Though Encounter Studio is located in Victor Harbor in South Australia, it has various connections to Melbourne in Victoria.
I am a member of the Melbourne Silver Mine group and exhibit with them in their annual Uncensored exhibitions at the Collingwood Gallery and subsequent books. I also frequently visit Melbourne to make photos and for phototrips, and I work with Stuart Murdoch exploring topographical photography when I am there. In that sense, Stuart, who has started to publish photography books, can be seen as a part of Encounter Studio: ie.–the Melbourne connection.
One of the topographical projects Stuart and I are working on is Merri Creek. Stuart had photographed around the Northcote area of Merri Creek approximately 11 years ago when he lived nearby, and he was interested in re-exploring it to see what had changed. I was attracted by the nature/urban relationship. So we decided to start scoping it when I was last in Melbourne.
I guess it is a reframing of history whilst avoiding the “Beautiful Nature” type of photography at a time when an entity once unproblematically labeled “photography” in the 1980s-90s is fractured not only by the new technologies of digital imaging but also by current artistic practices themselves. The category “photography” is now increasingly assimilated to contemporary art, which in turn, indicates the instability of boundaries based on the medium and the technologies employed.
Examples that come to mind that illustrate photography’s assimilation to contemporary art are: Jeff Wall, Gregory Crewdson, or the Dusseldorf School of Photography (e.g., such photographers as Andreas Gursky, Candida Höfer, Axel Hütte, Thomas Ruff and Thomas Struth) or Bill Henson and Trent Parke in Australia.
Trent Parke is a good illustration of the current instability of the boundaries of photography as a self-contained medium, as he is a Magnum photographer with a deep allegiance to the ideals of documentary photography, yet nevertheless has recourse to a form of construction/assembly in The Black Rose exhibition in which photography is only one element.
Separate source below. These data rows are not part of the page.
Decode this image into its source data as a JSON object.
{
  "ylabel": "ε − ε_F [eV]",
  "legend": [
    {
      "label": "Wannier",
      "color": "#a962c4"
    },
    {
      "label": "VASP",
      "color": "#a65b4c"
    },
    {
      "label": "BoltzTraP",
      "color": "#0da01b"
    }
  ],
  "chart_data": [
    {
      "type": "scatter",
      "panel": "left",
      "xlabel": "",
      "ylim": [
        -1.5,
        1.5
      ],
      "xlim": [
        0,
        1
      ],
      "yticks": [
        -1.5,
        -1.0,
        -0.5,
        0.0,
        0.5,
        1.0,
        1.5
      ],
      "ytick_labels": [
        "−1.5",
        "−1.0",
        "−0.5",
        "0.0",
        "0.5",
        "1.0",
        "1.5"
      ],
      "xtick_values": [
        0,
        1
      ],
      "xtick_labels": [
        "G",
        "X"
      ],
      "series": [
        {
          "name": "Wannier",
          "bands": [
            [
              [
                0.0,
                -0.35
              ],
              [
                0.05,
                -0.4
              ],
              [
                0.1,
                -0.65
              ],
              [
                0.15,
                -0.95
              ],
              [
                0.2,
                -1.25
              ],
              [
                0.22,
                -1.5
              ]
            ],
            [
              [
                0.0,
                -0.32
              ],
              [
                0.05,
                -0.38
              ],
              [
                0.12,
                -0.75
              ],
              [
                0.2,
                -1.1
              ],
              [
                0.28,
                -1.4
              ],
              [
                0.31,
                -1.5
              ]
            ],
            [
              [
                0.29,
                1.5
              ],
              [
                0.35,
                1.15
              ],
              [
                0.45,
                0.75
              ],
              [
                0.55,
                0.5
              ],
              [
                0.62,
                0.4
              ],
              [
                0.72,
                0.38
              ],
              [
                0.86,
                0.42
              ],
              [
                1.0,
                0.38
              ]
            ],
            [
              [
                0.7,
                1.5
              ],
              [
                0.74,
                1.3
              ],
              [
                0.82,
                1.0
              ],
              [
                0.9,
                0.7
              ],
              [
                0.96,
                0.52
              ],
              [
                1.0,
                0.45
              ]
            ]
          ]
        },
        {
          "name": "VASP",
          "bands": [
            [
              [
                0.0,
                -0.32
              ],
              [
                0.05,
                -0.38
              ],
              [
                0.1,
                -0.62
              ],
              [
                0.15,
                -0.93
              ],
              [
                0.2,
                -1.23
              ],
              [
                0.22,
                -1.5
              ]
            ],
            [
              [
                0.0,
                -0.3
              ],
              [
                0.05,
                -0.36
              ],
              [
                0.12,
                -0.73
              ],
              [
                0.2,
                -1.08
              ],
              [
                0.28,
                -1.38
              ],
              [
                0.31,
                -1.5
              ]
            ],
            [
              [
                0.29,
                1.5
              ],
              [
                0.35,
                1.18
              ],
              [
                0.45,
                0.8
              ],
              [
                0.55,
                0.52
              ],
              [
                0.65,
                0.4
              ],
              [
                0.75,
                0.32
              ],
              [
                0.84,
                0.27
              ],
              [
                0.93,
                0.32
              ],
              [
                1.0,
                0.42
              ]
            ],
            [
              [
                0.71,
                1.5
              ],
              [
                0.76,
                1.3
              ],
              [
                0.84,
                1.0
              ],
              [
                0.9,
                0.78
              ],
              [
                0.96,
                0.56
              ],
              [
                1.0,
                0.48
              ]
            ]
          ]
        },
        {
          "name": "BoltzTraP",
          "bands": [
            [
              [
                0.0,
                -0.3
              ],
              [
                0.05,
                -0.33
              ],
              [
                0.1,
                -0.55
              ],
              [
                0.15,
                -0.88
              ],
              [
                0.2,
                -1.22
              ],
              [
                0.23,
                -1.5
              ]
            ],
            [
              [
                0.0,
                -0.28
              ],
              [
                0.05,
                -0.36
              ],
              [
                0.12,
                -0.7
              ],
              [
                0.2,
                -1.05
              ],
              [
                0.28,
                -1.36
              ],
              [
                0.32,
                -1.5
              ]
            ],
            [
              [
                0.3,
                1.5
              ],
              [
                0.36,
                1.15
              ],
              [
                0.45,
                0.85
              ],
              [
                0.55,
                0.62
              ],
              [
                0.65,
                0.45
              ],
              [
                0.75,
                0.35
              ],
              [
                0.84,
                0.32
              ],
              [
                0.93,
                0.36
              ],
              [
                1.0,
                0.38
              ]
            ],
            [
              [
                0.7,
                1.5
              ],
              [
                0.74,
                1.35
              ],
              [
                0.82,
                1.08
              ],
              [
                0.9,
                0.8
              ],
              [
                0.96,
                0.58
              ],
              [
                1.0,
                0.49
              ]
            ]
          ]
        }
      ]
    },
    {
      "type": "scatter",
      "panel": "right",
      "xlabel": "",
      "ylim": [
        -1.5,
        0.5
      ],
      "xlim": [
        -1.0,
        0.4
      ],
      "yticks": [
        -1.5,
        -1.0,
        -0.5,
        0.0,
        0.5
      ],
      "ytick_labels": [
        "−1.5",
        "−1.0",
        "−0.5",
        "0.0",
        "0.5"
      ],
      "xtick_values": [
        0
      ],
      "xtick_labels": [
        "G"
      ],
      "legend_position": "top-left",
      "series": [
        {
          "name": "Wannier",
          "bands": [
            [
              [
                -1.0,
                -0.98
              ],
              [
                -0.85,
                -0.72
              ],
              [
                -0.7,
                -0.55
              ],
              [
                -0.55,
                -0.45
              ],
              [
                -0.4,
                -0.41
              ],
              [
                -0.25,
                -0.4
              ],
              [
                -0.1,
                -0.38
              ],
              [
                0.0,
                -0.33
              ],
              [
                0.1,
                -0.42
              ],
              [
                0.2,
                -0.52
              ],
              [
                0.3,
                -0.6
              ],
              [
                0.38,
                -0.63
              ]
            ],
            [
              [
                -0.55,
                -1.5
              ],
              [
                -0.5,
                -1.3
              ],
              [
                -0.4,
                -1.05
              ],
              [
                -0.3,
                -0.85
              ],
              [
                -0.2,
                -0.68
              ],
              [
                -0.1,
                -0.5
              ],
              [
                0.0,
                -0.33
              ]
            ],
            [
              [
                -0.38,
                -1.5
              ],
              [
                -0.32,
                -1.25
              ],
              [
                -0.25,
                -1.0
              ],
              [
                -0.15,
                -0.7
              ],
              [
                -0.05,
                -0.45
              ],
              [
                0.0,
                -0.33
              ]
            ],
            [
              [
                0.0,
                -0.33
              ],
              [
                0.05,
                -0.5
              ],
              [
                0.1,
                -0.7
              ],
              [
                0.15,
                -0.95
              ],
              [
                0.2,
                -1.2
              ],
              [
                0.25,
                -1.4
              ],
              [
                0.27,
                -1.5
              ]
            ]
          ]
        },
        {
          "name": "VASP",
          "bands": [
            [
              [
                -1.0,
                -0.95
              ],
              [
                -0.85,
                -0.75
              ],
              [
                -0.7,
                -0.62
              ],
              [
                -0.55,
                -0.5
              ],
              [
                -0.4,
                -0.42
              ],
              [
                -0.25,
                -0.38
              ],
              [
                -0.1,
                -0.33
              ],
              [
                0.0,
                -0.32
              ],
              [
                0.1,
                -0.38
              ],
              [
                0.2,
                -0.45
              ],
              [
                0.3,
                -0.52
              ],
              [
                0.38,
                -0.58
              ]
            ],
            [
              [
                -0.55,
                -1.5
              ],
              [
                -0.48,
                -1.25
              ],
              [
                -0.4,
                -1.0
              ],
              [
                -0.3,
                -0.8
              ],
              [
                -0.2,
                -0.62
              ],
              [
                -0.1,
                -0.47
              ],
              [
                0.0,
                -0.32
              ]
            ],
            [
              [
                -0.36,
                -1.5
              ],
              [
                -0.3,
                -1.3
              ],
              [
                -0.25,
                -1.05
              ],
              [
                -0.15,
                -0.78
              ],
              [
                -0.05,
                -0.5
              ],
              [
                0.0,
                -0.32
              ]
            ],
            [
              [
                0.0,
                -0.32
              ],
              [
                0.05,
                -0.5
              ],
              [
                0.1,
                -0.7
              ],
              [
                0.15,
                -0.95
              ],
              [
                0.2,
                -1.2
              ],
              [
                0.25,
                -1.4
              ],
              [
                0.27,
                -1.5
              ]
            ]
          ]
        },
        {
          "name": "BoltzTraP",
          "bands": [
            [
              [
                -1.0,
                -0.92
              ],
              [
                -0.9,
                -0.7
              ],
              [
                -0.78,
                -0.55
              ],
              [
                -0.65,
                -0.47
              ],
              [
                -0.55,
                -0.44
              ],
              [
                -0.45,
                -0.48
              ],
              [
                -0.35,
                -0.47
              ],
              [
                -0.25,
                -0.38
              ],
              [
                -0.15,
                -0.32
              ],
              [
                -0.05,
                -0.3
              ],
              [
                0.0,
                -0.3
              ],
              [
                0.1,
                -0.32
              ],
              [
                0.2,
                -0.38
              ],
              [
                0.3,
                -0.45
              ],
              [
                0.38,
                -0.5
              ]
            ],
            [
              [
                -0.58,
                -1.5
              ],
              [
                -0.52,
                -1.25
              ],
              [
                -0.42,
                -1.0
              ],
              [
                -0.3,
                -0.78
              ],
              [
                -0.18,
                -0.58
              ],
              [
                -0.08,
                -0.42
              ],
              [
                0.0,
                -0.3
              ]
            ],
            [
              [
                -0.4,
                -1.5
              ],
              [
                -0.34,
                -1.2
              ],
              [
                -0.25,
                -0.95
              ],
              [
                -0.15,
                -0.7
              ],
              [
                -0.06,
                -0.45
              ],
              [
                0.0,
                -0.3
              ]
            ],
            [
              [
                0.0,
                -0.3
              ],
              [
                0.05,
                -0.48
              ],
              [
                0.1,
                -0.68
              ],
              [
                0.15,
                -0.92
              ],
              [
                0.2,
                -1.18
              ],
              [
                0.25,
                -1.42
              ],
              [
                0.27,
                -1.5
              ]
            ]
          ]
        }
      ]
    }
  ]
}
We can see the art gallery continuing to act in its traditional role as gatekeeper, art historical trend-setter, as well as promoter and interpreter. We are a long way from the 20th century modernists who focused on aesthetic formalism and often emphasized form over subject matter, creative authorship and the authority of the artist.
In the 21st century the art galleries previous power to control the meanings of a photograph is currently limited, if not jeopardized by virtual online practices of putting work online. The topographical work of Encounter Studio is a part of this shift to online spaces (social media, interactive personal websites, and online image sharing sites/platforms such as Flickr or Ipernity) outside the walls of the art gallery. These online spaces tend to eliminate the traditional hierarchies and distinctions between “fine art” and “popular culture”, “artistic” and “vernacular”, “museum authority” and “visitor sensations”.
Despite the proliferation of vernacular imaging” art photography is still sought after from both museums and the public. The challenge that artists face is how to differentiate their practices from those of many other camera users and sustain the critical potential of their work.